A visualization of this period's signaling percentage.

Bitcoin’s next difficulty adjustment is in approximately nine days. This next adjustment will mark the third of six possible signaling periods under Taproot’s Speedy Trial activation process, which began on May 1.

Czechia-based Slushpool was the first mining pool to signal for the upgrade, followed by Foundry, F2Pool, Poolin and Antpool. Notably, mining pools have signaled, un-signaled and re-signaled for a variety of reasons so the signaling percentage can oscillate. Poolin's signal, for example, dropped off in response to technical snafus while BTC.com's recently changed its status from signaling to not signaling for unknown reasons.

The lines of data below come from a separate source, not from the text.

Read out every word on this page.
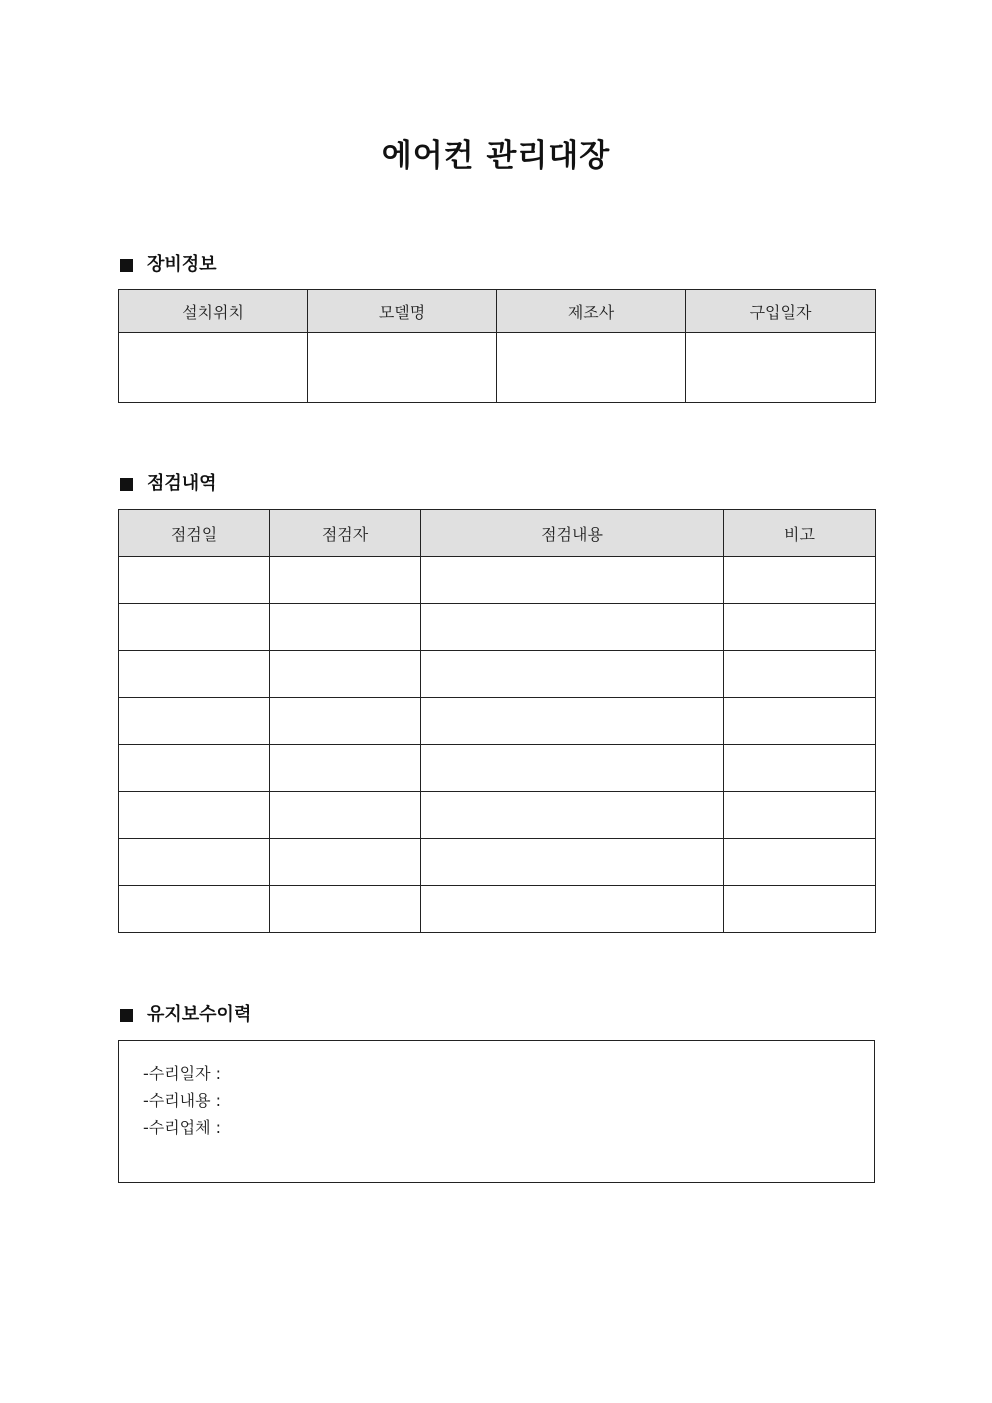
에어컨 관리대장
장비정보
설치위치	모델명	제조사	구입일자

점검내역
점검일	점검자	점검내용	비고

유지보수이력
-수리일자 :
-수리내용 :
-수리업체 :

What is Bitcoin's Taproot upgrade?

Taproot is Bitcoin’s most anticipated upgrade since SegWit. The actual change, an alteration to two lines of code, is minimal, but Taproot will outfit Bitcoin with a new signature scheme known as Schnorr signatures.

These signatures pave the way for advanced transaction logic (what the cool kids call “smart contracts”), which will make things like multisignature transactions cheaper and more data efficient (while also giving them a privacy boost by making them look the same as regular transactions on the blockchain). 

In addition to multisignature wallets, the upgrade will be a boon for the Lightning Network and other Bitcoin technologies like discreet log contracts (DLC).